Here’s the snapshot via TeamRankings:
- Otega Oweh shot an average 35.5% from deep on modest volume. His physicality and slashing are strengths, but he’s not a pure floor spacer.
- Brandon Garrison was just 30% from three and under 54% at the line, making him a liability late in close games.
- Trent Noah connected at 33.3% from deep—an okay figure for a freshman—but must improve.
- Collin Chandler struggled with efficiency, shooting 36.1% from the field but posted numbers closer to Noah from deep at 34.7% while hitting 86.7% at the line.
- Jaland Lowe brings great pace and leadership, but shot just 26.6% from three.
- Denzel Aberdeen was steady at 35% from deep, making him one of UK’s more best perimeter threats and that's not great.
- Reece Potter, a 7-footer, hit 45% from deep—impressive for a big guy, but in limited action only shooting 22 of 60 in 15 minutes a game.

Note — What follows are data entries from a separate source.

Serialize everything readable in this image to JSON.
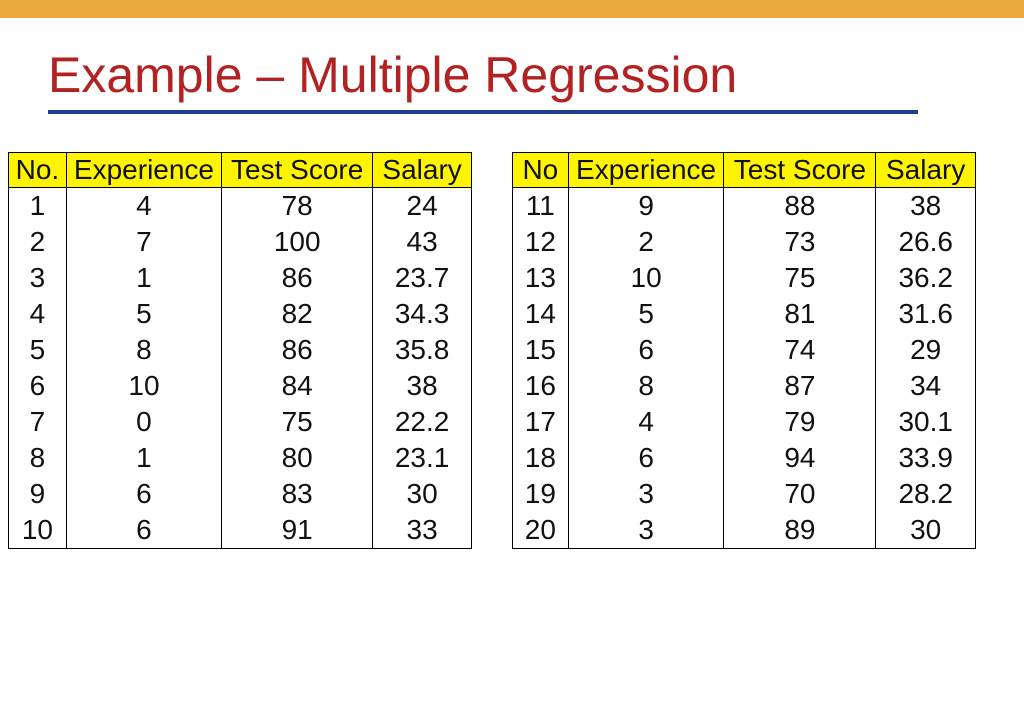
{
  "title": "Example – Multiple Regression",
  "table_left": {
    "headers": [
      "No.",
      "Experience",
      "Test Score",
      "Salary"
    ],
    "rows": [
      [
        "1",
        "4",
        "78",
        "24"
      ],
      [
        "2",
        "7",
        "100",
        "43"
      ],
      [
        "3",
        "1",
        "86",
        "23.7"
      ],
      [
        "4",
        "5",
        "82",
        "34.3"
      ],
      [
        "5",
        "8",
        "86",
        "35.8"
      ],
      [
        "6",
        "10",
        "84",
        "38"
      ],
      [
        "7",
        "0",
        "75",
        "22.2"
      ],
      [
        "8",
        "1",
        "80",
        "23.1"
      ],
      [
        "9",
        "6",
        "83",
        "30"
      ],
      [
        "10",
        "6",
        "91",
        "33"
      ]
    ]
  },
  "table_right": {
    "headers": [
      "No",
      "Experience",
      "Test Score",
      "Salary"
    ],
    "rows": [
      [
        "11",
        "9",
        "88",
        "38"
      ],
      [
        "12",
        "2",
        "73",
        "26.6"
      ],
      [
        "13",
        "10",
        "75",
        "36.2"
      ],
      [
        "14",
        "5",
        "81",
        "31.6"
      ],
      [
        "15",
        "6",
        "74",
        "29"
      ],
      [
        "16",
        "8",
        "87",
        "34"
      ],
      [
        "17",
        "4",
        "79",
        "30.1"
      ],
      [
        "18",
        "6",
        "94",
        "33.9"
      ],
      [
        "19",
        "3",
        "70",
        "28.2"
      ],
      [
        "20",
        "3",
        "89",
        "30"
      ]
    ]
  }
}
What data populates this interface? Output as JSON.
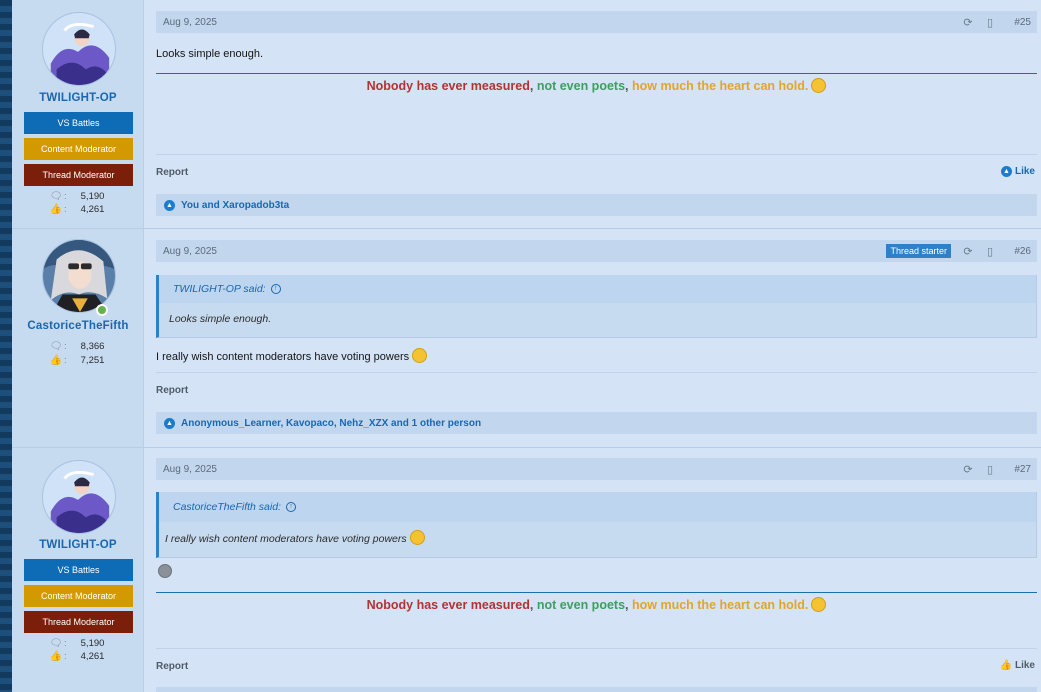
{
  "posts": [
    {
      "user": {
        "name": "TWILIGHT-OP",
        "banners": [
          "VS Battles",
          "Content Moderator",
          "Thread Moderator"
        ],
        "messages": "5,190",
        "reactions": "4,261"
      },
      "date": "Aug 9, 2025",
      "number": "#25",
      "body": "Looks simple enough.",
      "signature": {
        "part1": "Nobody has ever measured",
        "sep1": ",",
        "part2": " not even poets",
        "sep2": ",",
        "part3": " how much the heart can hold."
      },
      "report_label": "Report",
      "like_label": "Like",
      "reaction_summary": "You and Xaropadob3ta"
    },
    {
      "user": {
        "name": "CastoriceTheFifth",
        "messages": "8,366",
        "reactions": "7,251"
      },
      "date": "Aug 9, 2025",
      "tag": "Thread starter",
      "number": "#26",
      "quote": {
        "author": "TWILIGHT-OP said:",
        "text": "Looks simple enough."
      },
      "body": "I really wish content moderators have voting powers",
      "report_label": "Report",
      "reaction_summary": "Anonymous_Learner, Kavopaco, Nehz_XZX and 1 other person"
    },
    {
      "user": {
        "name": "TWILIGHT-OP",
        "banners": [
          "VS Battles",
          "Content Moderator",
          "Thread Moderator"
        ],
        "messages": "5,190",
        "reactions": "4,261"
      },
      "date": "Aug 9, 2025",
      "number": "#27",
      "quote": {
        "author": "CastoriceTheFifth said:",
        "text": "I really wish content moderators have voting powers"
      },
      "signature": {
        "part1": "Nobody has ever measured",
        "sep1": ",",
        "part2": " not even poets",
        "sep2": ",",
        "part3": " how much the heart can hold."
      },
      "report_label": "Report",
      "like_label": "Like"
    }
  ],
  "colors": {
    "accent": "#1a67b0",
    "vs_banner": "#0e6bb5",
    "content_mod_banner": "#d39a00",
    "thread_mod_banner": "#7b1f0b",
    "sig_red": "#b33232",
    "sig_green": "#3f9e5f",
    "sig_gold": "#e2a52a"
  },
  "icons": {
    "share": "share-icon",
    "bookmark": "bookmark-icon",
    "messages": "messages-icon",
    "reactions": "thumbs-up-icon",
    "quote_jump": "arrow-up-circle-icon"
  }
}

- Jayden Quaintance hit just 18.8% from beyond the arc and 47.9% at the line.
- Mouhamed Dioubate posted a great 46.2% from deep, but it came on very low volume (12-26)
- Kam Williams may be the most consistent of the players at 41.2% from deep.
Collectively, this group shot around 33.8% from three last season. That is terrible. In fact, if that was last year, the Cats would be sitting at 175th in the nation tied with Tulane, Stony Brook, Arizona, St Francis PA, VCU, Columbia, UCF, Winthrop and Tennessee, If Kentucky finds itself in a slugfest come March, that could be the difference between a Final Four and a second-round exit.
Kentucky doesn’t yet know what it’s getting from highly-touted freshman Jasper Johnson, whose volume scoring in high school hasn’t been tested in college, or international import Andrija Jelavic, whose shooting could make him a weapon—if it translates. Braydon Hawthorne and Malachi Moreno have shown flashes from midrange, but neither is a proven deep threat yet.
The good news? Pope’s offense will give guys open looks. The question is: who will knock them down?